Hippie viejo, nudista ferviente, militante infatigable del sinceramiento sexual, Rolando “Lanny” Hanglin anima las mañanas radiales con RH Positivo, un eficaz cóctel de información, entretenimiento y servicios en el que habla tanto como escucha y despliega una singular manera de estar de vuelta de las cosas: el pragmatismo optimista, una filosofía que le permite –entre otras cosas– sostener que las villas miseria son espacios de libertad, monologar sobre sexo en el escenario de un teatro y promover por radio encuentros eróticos entre oyentes.

Por Laura Isola
De lunes a viernes a las 9 de la mañana, después de que las voces del informativo radial anuncien problemas de tránsito, novedades sobre el último de los secuestrados, precios y temperatura en aumento, Rolando Hanglin desata su tradicional saludo: “No haga un tango de todas las cosas. El día ya está planteado: como cayó quedó. Usted dése una buena vida hoy, haciendo exclusivamente lo que le gusta. Lo único que nos falta es plata. Pero seremos riquísimos, no en esta vida. En este momento está más joven y más sexy que nunca. De manera que hoy sí, ¿eh?”
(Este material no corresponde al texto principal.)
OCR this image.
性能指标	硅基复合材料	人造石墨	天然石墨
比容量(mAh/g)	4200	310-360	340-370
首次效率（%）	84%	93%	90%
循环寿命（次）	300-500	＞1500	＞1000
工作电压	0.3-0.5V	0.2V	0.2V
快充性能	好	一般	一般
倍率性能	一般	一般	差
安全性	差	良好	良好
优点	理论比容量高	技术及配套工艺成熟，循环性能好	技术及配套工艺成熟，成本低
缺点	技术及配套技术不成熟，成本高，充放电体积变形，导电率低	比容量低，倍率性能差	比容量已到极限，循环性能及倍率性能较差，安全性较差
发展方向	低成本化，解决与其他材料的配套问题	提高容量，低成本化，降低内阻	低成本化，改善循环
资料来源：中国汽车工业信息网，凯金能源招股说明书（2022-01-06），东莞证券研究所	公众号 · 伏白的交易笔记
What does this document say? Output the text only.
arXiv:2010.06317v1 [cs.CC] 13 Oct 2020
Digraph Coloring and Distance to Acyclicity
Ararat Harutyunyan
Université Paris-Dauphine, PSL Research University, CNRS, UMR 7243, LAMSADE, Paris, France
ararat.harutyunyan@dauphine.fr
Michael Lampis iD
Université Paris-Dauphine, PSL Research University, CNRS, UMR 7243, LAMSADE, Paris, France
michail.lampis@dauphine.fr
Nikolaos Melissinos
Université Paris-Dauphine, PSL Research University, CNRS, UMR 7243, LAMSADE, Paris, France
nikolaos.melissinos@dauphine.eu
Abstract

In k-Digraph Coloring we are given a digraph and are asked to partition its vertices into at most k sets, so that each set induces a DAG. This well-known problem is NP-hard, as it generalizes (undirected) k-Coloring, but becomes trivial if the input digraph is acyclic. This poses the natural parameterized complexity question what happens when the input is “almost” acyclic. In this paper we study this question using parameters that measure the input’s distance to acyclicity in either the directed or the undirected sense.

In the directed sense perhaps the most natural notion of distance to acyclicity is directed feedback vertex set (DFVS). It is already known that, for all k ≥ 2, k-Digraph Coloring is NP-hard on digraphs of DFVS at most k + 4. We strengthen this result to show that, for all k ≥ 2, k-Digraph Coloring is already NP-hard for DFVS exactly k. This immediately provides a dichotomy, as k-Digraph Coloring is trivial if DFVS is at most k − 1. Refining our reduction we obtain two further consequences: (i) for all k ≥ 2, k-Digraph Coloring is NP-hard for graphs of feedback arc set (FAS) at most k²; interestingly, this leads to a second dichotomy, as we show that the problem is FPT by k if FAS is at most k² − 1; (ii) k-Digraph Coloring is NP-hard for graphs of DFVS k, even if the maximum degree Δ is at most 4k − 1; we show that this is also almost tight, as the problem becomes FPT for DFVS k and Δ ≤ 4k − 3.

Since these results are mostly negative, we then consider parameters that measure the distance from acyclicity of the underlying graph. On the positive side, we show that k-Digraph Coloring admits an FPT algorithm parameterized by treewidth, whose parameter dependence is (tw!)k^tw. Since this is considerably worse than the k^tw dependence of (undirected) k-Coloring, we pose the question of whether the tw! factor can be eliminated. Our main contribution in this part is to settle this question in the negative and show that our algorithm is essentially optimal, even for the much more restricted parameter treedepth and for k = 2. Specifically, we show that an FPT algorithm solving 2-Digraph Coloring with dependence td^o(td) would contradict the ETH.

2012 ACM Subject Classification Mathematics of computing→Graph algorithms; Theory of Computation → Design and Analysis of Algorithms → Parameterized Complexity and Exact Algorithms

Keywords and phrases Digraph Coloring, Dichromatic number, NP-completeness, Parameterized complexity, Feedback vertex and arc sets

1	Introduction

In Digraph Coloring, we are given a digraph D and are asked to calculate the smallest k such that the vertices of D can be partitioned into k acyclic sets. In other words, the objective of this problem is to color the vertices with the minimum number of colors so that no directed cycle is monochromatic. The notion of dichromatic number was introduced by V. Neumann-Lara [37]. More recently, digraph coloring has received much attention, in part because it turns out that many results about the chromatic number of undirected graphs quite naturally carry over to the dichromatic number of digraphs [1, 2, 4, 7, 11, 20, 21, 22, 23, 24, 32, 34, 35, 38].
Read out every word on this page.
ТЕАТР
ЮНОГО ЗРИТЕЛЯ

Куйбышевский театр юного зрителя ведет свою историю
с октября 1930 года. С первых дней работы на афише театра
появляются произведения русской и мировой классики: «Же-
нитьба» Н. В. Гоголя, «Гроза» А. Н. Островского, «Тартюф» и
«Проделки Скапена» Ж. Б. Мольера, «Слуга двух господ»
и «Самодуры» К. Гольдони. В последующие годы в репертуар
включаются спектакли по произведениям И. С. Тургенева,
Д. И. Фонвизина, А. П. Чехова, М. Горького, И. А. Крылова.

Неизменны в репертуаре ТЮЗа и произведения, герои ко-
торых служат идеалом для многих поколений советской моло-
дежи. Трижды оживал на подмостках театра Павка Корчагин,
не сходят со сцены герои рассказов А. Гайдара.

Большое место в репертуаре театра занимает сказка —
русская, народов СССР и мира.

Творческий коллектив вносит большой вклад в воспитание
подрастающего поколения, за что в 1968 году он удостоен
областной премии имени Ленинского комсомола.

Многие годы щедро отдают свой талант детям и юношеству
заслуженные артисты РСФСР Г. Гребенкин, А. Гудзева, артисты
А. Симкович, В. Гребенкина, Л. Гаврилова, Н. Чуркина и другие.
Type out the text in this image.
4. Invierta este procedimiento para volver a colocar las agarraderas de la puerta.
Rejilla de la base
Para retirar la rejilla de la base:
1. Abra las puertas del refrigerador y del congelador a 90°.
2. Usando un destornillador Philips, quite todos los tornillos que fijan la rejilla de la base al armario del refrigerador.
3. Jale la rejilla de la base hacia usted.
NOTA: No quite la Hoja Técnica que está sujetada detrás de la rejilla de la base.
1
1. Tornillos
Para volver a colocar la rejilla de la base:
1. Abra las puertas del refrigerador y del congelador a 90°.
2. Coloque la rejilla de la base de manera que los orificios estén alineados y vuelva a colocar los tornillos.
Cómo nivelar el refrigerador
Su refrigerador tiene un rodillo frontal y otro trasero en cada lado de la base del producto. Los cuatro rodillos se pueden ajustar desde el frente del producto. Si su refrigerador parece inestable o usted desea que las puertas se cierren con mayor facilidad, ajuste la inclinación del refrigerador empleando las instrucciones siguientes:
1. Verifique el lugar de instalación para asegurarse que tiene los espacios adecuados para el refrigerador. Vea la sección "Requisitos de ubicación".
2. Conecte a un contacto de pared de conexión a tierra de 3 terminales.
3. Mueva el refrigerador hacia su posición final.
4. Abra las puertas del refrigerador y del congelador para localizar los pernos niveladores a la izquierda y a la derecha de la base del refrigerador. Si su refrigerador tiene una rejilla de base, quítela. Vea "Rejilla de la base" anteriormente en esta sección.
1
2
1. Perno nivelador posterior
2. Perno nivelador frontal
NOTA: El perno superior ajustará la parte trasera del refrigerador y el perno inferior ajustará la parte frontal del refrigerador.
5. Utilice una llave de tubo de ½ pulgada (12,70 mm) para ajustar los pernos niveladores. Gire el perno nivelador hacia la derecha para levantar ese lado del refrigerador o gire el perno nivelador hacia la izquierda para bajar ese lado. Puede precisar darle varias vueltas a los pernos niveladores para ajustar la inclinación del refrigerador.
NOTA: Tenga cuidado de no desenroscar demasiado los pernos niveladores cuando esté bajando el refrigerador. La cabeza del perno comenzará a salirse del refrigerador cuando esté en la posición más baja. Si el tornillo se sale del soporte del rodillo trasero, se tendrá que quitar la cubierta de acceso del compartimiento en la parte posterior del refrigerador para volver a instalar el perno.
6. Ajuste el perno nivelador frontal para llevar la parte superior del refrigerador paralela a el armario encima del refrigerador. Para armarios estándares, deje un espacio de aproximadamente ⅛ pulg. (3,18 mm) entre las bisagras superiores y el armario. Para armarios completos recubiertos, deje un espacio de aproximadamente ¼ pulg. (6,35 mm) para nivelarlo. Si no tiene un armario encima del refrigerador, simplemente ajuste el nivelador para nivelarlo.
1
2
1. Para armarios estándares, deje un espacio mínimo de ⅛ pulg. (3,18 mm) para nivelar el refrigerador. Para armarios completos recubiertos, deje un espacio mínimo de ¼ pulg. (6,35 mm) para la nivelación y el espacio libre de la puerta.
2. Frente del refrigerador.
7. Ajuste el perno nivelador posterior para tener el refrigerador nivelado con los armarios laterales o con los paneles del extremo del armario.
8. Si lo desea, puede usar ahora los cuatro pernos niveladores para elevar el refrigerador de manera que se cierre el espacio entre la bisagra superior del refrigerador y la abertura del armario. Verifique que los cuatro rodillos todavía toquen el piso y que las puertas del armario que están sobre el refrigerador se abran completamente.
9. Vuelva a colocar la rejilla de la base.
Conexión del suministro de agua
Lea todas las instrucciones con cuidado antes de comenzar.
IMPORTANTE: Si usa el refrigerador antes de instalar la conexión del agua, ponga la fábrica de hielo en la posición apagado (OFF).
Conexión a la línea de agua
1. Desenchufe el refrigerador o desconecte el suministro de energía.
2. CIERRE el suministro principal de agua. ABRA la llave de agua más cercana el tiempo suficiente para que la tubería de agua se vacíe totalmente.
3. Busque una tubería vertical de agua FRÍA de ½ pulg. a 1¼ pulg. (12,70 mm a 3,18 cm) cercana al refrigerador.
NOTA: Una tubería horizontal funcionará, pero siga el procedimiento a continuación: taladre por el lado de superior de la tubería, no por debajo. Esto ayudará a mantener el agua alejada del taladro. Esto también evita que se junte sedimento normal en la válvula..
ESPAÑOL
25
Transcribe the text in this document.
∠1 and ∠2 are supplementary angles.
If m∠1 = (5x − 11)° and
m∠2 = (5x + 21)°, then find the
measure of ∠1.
La bienvenida con que Hanglin inaugura la versión matutina de RH Positivo, que conduce desde 2002, es la misma que encabezó durante diez años la versión originaria, vespertina, un espacio muy distinto que compartía, sin embargo, la misma filosofía de vida: “Me costó un poquito porque la tarde es una burbuja, un valle, y la mañana es un vendaval de actualidad y noticias. Yo ya lo he hecho antes, y tuve que volver despacito. Al principio con mucho miedo porque estaba desactualizado, aunque no parezca; no de noticias y de temas, pero sí de ritmo: cuándo meterse, cuándo no, qué nota poner. Me costó mucho físicamente”, explica con pausa el conductor, mientras el bloque de noticias le roba el aire y le da una tregua para la entrevista.
De negro, con la cabeza rapada y una leve coleta que remata el corte a cero, Rolando Hanglin parece tener todo el tiempo del mundo. No es cierto, por supuesto, y la urgencia del bloque no tarda en devolverlo al estudio, una especie de panic room superpoblado. Pero apenas pueda saldrá y seguirá hablando. De eso se trata su programa, también: es actualidad, son noticias y reportajes, pero sobre todo es escucharlo hablar. Después de la una, cuando se apaga la luz del aire, Hanglin no puede decir ni una palabra más: “Yo hablo cuatro horas: es un programa de mucha concentración. A la una estoy grogui y no puedo más: necesito dormir y hacer mutis dos o tres horas. Me cuesta mucho, después del programa, hablar y prestar atención a lo que están diciendo”, dice, y en un rato llegará a su casa y apenas saludará a su mujer, porque callar es venerar al silencio. “Es un principio que no es mío sino de muchos pensadores zen: Pensá, antes de hablar, si tu palabra es mejor que el silencio. El silencio de por sí es muy importante y dice muchas cosas, además de dejar lugar a que hablen otros.”

TE ESCUCHO
Hanglin hace que los otros hablen gracias a su escucha privilegiada: un estilo bien particular que consiste en preguntas simples, trato cordial y nunca, bajo ninguna circunstancia, pelearse con sus entrevistados. Hoy, al calor de las violentas mañanas argentinas, sigue ejercitando con políticos, comisarios y funcionarios las mismas rutinas que ponía en práctica por las tardes con criadores de chinchillas, fabricantes de queso de cabra o ex deportistas. Sólo él conoce el secreto de esas notables entrevistas, aunque tiene algunos apuntes para revelar: “Llamo a distintas personas y les ofrezco el micrófono para que se expresen. Puedo oponer un argumento u otro, pero siempre respeto lo que el otro dice. Eso de tratar a la gente de ‘señor’ es lo que corresponde. Además, la gente no es tonta y da su propio veredicto. No estoy en tiempo de opinar; estoy en tiempo de aclarar y ordenar y oponer algunas objeciones en nombre de los oyentes, pero siempre dejando que el otro exponga. Soy un vehículo: ésa es la idea. No se trata de dar mi punto de vista. Además, yo tengo la opinión suspendida desde hace muchos años”.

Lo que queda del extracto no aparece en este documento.